10 de septiembre de 1513
—¡Vuestra gracia! —exclamó un paje, entrando precipitadamente en la tienda de Katherine. Hizo una reverencia apresurada y poco ortodoxa—. ¡Ha llegado un mensajero y trae noticias de la batalla! ¡Lo envía lord Surrey!
Katherine se volvió a toda prisa, sin haber desatado todavía la correa que le sujetaba la alabarda al hombro.
—¡Que pase!
El hombre se hallaba ya en la estancia. Aún se apreciaba en su ropa el polvo de la batalla, pero tenía la expresión radiante de quien trae buenas noticias, muy buenas noticias.
—¿Sí? —inquirió Katherine, casi sin aliento por la emoción.
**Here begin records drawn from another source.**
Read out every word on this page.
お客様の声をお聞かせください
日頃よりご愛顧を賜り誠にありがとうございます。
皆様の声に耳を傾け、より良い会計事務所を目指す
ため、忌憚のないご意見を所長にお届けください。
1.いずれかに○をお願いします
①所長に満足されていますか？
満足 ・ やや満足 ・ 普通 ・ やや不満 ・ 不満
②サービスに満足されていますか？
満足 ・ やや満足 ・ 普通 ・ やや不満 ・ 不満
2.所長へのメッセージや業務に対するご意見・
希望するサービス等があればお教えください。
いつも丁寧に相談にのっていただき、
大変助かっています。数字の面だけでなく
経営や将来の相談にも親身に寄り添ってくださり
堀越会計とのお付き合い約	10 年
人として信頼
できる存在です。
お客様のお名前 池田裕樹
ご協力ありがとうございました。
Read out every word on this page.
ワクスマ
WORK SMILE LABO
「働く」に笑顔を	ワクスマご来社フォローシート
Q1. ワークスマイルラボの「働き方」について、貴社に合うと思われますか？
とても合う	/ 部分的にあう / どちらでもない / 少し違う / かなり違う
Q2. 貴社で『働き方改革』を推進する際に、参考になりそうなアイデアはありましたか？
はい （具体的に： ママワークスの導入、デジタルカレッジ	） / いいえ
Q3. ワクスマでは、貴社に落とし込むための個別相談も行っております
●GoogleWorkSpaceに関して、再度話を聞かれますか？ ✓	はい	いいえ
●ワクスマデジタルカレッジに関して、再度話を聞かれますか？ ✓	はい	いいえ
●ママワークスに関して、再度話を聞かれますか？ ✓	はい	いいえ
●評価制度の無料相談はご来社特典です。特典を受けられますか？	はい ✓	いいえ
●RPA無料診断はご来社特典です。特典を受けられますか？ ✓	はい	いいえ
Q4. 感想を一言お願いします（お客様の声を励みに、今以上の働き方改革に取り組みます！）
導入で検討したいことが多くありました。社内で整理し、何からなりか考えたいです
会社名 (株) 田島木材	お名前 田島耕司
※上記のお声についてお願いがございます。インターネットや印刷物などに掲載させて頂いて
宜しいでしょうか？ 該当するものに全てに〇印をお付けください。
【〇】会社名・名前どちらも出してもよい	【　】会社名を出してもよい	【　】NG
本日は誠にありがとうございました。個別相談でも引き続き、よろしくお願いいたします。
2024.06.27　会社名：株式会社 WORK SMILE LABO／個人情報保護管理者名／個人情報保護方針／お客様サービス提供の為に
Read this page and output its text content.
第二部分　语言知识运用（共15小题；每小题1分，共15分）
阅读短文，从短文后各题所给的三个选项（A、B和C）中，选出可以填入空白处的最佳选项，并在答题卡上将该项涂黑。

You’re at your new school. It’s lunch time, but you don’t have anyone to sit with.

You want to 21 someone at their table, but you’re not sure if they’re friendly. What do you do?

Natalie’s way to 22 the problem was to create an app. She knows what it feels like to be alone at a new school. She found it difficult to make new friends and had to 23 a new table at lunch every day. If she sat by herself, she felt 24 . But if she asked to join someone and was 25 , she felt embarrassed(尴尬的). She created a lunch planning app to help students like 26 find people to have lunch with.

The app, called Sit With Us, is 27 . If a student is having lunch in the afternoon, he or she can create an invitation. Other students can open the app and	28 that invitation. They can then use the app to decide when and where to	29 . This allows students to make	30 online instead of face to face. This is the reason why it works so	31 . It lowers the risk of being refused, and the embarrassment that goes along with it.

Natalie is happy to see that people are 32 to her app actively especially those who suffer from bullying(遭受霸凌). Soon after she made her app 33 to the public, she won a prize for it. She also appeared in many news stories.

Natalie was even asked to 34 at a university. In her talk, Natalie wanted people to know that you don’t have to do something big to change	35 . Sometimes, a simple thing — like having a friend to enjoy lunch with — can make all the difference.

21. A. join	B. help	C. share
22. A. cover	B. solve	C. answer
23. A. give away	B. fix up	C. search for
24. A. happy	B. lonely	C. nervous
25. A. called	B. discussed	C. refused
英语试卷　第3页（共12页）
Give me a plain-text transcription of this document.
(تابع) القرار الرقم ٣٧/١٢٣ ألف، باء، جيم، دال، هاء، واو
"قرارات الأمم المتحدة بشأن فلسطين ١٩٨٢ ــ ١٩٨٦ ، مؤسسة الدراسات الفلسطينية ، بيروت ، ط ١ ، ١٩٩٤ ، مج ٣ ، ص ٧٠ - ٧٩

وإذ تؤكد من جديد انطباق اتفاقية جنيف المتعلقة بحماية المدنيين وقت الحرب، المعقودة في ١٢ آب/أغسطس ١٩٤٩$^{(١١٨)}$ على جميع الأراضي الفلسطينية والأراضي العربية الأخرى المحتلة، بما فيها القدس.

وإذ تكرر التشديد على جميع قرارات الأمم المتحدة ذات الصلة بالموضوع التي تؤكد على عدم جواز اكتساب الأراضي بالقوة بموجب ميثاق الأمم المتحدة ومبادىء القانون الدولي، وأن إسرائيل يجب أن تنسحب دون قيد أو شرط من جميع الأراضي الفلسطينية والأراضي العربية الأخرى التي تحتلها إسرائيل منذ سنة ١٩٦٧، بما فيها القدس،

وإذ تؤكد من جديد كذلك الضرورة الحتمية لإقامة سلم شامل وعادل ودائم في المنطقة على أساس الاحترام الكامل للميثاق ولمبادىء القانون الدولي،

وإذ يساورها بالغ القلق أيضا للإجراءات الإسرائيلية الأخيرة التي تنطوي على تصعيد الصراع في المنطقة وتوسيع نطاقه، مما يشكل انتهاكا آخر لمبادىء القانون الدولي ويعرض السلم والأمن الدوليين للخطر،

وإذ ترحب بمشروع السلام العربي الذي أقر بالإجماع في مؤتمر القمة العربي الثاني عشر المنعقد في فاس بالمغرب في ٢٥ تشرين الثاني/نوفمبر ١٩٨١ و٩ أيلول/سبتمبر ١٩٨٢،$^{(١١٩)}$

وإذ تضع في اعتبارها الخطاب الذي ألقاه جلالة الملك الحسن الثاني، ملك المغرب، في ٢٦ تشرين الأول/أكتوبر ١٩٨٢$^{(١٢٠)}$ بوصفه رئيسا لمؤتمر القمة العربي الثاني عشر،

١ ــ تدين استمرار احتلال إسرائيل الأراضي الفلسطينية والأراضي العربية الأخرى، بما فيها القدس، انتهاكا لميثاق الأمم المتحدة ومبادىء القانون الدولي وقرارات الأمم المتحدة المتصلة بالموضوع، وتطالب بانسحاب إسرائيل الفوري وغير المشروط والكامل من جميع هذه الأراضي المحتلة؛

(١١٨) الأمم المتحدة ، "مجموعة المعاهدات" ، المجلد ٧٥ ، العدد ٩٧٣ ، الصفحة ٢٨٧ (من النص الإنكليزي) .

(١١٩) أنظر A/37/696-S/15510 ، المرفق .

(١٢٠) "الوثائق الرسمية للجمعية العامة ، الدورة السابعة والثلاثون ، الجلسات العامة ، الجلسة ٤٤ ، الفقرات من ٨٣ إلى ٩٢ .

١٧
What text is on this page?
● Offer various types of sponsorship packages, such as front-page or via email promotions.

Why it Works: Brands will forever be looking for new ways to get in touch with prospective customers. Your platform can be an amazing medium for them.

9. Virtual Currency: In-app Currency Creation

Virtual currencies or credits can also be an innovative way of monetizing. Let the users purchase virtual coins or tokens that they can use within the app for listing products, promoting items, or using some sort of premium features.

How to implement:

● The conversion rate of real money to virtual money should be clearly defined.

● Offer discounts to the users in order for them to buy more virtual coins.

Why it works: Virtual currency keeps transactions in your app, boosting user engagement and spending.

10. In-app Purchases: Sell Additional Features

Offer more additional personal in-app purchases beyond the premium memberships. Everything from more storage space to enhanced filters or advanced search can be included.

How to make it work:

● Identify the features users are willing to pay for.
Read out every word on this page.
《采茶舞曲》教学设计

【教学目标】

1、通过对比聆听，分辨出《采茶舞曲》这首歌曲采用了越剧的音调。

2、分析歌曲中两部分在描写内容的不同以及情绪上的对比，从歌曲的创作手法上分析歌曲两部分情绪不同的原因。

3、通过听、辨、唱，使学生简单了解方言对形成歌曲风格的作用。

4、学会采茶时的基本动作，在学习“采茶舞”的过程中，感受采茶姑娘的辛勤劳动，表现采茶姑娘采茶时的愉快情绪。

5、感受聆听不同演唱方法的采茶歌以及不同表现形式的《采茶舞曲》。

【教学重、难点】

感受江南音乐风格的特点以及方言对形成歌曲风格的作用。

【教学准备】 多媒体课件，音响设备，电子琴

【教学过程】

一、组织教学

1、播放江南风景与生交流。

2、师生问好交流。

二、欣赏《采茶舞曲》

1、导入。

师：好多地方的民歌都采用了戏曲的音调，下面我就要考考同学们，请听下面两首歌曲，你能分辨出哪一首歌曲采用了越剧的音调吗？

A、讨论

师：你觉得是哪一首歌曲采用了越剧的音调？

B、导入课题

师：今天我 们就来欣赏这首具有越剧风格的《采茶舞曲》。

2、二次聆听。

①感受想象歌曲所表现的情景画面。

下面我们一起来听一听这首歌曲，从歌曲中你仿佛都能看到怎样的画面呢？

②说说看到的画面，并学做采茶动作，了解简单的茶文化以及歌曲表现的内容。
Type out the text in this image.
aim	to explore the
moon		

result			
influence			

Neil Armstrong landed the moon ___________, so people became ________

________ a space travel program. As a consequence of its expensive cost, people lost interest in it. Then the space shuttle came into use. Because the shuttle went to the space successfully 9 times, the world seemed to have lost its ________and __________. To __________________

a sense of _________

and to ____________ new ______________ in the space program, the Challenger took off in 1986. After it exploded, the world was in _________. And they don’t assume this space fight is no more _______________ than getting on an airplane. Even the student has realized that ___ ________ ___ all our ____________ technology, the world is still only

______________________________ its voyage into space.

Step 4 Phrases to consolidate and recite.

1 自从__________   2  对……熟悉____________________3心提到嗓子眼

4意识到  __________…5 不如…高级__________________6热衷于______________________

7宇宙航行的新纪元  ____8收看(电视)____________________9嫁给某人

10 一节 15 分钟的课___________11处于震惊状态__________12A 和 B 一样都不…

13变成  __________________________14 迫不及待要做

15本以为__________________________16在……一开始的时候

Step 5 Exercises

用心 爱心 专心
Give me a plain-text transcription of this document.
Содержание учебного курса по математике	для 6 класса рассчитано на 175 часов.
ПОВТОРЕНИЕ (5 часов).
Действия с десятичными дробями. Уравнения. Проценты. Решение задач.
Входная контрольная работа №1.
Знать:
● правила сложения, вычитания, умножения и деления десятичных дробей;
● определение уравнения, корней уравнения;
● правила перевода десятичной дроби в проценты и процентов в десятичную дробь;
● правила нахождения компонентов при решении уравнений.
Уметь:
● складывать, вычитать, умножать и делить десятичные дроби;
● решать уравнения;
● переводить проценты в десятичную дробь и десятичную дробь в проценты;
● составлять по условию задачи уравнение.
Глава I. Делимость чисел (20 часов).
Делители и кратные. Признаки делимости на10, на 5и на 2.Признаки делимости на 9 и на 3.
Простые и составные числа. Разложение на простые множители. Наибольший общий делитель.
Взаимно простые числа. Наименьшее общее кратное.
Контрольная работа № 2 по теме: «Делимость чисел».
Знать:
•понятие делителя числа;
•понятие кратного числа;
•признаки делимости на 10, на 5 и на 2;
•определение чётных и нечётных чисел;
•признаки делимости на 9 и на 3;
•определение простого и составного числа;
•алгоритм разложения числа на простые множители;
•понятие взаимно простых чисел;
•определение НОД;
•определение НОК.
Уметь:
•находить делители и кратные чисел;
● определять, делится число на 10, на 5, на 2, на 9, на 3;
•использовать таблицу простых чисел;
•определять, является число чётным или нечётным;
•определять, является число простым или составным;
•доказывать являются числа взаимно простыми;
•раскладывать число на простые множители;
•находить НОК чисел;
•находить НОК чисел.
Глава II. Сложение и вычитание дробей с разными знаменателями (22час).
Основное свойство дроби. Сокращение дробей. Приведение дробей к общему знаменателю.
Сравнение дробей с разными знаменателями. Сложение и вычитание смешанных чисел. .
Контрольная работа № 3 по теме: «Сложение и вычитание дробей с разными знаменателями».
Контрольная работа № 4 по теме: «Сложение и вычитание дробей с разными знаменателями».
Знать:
—Vuestra gracia ha vencido —dijo—. El rey de Escocia ha muerto y junto a él veinte nobles escoceses, además de obispos, condes y abades. Es una derrota de la cual no se recuperarán jamás, pues la mitad de los hombres importantes de Escocia han muerto en un solo día.
El mensajero observó las mejillas pálidas de la reina, que de repente se volvieron sonrosadas.
—¿Hemos ganado?
—Vos habéis ganado —confirmó el hombre—. El conde me ha ordenado que os diga que vuestros hombres, esos hombres a los que vos habéis reclutado y entrenado, han hecho lo que vos les ordenasteis que hicieran. Es vuestra victoria. Vos habéis salvado a Inglaterra.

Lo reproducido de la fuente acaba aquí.